On 17 April 1999, Mauritanian women's rights activist Aminetou Mint El-Moctar founded The Association of Women Heads of Households, in order to campaign and raise awareness about the human rights restrictions that women from Mauritania may face. From its outset, the AFCF has been designed to reflect the diversity of Mauritania, including Arab, Berber, Haratin, Pulaar, Soninke and Wolof women.
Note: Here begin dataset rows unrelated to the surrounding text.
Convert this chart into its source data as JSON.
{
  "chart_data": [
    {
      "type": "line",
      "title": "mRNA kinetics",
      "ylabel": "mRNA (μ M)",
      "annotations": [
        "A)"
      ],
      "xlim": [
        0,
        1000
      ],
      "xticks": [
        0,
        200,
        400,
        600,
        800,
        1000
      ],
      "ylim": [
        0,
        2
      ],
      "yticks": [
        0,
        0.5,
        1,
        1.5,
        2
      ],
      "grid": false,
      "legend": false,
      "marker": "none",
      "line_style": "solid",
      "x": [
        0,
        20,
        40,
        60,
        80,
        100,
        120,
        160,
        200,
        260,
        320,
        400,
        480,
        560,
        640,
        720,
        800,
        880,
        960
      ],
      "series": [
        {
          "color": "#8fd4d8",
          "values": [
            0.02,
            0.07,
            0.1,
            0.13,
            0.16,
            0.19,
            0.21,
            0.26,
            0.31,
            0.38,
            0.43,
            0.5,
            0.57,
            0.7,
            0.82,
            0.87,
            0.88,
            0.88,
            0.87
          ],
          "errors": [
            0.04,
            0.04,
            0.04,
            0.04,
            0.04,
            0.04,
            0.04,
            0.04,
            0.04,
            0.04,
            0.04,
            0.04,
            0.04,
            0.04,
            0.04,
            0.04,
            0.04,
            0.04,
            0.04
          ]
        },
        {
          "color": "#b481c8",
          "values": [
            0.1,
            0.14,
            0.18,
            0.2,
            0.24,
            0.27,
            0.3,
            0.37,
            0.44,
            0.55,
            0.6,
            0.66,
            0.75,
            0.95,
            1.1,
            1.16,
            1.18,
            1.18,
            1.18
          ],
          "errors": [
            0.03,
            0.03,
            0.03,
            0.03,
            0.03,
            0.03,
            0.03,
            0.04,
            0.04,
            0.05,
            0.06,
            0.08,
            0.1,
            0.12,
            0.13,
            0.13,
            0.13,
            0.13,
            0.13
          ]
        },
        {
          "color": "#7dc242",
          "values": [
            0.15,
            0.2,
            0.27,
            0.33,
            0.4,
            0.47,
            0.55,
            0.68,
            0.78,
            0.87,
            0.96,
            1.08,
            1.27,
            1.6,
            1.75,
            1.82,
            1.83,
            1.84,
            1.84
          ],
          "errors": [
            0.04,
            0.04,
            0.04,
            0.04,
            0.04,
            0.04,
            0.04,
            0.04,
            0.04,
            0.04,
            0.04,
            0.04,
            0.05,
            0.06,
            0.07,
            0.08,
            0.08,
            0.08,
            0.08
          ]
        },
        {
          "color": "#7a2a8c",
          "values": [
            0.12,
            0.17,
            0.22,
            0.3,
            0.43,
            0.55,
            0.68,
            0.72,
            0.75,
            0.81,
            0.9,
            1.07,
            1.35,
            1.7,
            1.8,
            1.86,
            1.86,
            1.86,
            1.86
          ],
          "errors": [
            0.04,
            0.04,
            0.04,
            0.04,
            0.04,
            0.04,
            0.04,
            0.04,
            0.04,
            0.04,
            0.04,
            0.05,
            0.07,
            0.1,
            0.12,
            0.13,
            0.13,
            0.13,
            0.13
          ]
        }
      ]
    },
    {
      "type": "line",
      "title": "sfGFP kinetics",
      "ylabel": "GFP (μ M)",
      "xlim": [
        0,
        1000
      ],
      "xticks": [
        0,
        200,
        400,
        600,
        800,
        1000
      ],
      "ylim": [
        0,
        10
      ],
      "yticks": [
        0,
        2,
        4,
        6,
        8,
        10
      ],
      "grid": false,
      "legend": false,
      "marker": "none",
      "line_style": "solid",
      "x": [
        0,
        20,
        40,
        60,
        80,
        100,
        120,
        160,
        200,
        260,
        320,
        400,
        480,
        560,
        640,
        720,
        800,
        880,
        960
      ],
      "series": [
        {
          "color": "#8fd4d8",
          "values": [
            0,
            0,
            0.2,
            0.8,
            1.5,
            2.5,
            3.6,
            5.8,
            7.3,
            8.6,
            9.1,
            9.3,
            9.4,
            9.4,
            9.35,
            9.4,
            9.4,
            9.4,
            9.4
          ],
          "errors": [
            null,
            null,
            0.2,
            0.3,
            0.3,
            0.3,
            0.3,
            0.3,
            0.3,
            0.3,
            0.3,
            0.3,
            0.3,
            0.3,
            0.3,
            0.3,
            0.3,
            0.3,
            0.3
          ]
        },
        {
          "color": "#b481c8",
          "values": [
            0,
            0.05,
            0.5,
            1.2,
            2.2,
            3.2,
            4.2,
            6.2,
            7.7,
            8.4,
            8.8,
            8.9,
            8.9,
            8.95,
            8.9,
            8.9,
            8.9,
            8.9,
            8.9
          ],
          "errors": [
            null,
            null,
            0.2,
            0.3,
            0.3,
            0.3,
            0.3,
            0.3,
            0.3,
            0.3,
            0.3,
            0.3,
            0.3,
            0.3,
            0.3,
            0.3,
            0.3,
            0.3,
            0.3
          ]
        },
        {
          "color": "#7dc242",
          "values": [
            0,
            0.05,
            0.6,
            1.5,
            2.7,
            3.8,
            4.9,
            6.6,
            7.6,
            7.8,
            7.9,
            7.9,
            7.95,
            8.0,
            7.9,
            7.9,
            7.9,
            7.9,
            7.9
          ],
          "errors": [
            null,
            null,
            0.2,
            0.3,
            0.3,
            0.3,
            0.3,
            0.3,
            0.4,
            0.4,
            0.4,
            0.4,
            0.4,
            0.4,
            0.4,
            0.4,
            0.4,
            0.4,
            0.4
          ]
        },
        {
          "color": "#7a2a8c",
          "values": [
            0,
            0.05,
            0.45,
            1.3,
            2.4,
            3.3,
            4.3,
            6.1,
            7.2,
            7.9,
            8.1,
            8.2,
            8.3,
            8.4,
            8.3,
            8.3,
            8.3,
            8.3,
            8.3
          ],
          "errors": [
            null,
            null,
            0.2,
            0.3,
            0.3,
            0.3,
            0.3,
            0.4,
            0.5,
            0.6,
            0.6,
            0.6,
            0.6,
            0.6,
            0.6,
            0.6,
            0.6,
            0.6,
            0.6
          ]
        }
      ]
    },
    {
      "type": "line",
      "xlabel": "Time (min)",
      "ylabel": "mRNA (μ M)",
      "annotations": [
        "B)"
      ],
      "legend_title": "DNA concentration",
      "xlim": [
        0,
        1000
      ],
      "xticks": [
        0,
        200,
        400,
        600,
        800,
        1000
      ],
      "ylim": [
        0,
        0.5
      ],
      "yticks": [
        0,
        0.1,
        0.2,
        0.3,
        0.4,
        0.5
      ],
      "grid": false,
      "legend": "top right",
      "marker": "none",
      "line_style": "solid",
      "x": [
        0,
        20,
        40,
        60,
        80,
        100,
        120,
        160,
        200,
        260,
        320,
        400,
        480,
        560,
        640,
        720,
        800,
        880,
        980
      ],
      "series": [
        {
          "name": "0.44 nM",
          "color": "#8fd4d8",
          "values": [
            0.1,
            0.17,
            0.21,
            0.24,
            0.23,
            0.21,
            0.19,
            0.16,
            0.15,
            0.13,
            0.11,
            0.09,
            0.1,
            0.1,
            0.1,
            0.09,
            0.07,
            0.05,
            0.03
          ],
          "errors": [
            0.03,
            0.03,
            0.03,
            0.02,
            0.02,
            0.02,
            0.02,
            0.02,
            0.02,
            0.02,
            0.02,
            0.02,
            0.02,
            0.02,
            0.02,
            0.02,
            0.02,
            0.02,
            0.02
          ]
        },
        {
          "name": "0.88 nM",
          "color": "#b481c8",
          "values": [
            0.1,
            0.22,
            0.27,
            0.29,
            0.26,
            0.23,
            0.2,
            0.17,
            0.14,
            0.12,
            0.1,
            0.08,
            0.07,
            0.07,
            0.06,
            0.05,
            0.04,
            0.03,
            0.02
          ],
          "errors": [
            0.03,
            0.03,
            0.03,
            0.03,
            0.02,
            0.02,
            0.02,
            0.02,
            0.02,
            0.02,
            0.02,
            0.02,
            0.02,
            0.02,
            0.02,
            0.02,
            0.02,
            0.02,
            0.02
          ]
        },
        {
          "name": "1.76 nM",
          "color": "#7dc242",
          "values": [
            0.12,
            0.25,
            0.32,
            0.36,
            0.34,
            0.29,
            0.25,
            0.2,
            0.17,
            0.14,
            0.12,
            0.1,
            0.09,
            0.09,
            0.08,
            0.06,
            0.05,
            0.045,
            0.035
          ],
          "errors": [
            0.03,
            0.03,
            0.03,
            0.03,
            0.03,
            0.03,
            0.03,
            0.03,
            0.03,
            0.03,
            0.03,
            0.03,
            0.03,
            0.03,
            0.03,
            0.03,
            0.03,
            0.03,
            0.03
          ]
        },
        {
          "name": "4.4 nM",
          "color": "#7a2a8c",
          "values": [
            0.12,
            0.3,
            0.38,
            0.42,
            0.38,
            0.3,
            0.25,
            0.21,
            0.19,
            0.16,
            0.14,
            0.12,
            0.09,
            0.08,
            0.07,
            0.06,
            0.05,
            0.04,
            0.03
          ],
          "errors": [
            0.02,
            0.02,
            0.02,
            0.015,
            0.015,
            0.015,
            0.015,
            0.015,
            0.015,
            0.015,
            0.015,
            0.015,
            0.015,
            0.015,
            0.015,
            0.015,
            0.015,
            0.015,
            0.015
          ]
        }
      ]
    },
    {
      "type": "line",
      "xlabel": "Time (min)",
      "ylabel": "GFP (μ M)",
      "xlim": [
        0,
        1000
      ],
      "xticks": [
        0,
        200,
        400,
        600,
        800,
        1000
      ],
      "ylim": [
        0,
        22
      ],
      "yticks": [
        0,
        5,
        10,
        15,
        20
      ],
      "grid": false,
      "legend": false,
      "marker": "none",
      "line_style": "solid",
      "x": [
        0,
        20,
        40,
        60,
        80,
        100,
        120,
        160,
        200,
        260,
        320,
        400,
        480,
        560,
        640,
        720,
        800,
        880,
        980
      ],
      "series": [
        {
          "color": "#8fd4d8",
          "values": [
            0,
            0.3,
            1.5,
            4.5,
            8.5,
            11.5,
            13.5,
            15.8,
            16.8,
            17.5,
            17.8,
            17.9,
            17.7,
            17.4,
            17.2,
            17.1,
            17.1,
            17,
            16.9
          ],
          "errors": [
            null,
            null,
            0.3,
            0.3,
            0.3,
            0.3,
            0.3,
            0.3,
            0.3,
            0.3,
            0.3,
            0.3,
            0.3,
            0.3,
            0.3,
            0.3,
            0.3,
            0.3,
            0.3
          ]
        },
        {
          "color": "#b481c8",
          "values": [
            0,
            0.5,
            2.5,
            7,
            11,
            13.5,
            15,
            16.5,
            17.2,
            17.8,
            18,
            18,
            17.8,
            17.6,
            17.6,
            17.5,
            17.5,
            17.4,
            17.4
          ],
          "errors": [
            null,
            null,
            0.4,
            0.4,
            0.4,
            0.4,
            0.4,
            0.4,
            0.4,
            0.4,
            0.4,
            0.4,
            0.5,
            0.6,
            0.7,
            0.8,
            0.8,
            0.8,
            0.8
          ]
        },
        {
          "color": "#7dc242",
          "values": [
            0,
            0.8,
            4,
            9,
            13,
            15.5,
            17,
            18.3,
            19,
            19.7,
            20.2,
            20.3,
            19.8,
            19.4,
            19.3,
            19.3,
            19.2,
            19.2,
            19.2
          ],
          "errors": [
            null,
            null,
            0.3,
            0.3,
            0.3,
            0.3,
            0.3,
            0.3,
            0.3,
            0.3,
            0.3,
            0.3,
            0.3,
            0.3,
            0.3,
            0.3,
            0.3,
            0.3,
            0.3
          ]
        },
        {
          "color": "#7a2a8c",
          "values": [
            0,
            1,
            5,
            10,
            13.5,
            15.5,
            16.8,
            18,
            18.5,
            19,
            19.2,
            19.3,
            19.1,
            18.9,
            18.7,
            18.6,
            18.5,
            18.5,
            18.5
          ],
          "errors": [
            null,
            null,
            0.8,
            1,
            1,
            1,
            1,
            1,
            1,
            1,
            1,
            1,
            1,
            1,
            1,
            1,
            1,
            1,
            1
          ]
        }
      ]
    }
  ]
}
The AFCF has been at the forefront of a number of campaigns in Mauritania to improve the conditions of women in the country. In 2011, the organisation was working with the government to bring a stop to the exportation of child brides to the Arabian peninsula. The organisation has also campaigned widely against the practice of force-feeding young women before marriage, a traditional practice created in order to reflect the wealth of the husband, but one that in fact restricts both the health of women and their engagement in local communities. In 2016, the AFCF proposed new legislation to the Mauritanian government to defend women rights, in particular to introduce harsher sentences for rape. The proposal was rejected by the Mauritanian government as it did not comply with Sharia law. They have campaigned against sexual violence against women, in urban and also in rural contexts and from 2012 encouraged all police stations to have social workers on site to support survivors of sexual violence and to encourage the women to prosecute. They campaign to bring an end to female genital mutilation. Mauritania only prohibited in slavery in 1981 and it is still practised throughout the country. The AFCF campaigns against modern slavery. For her role in the anti-slavery programme, El-Moctar was nominated for the 2015 Nobel Peace Prize. They work to end the abuse of domestic workers, as well as encouraging women to take part in political life, locally and nationally. In 2017, the AFCF encouraged the government to adopt a new law promoting sexual health.

As of 2019 the AFCF has 12,000 members, six rescue centres for victims, 168 social workers, four lawyers and a contact person in every city in Mauritania. A literacy campaign funded by the AFCF has reached over 20,000 girls in rural areas of Nouakchott alone and has helped over 73,000 people gain civil status and therefore access to rights and protection.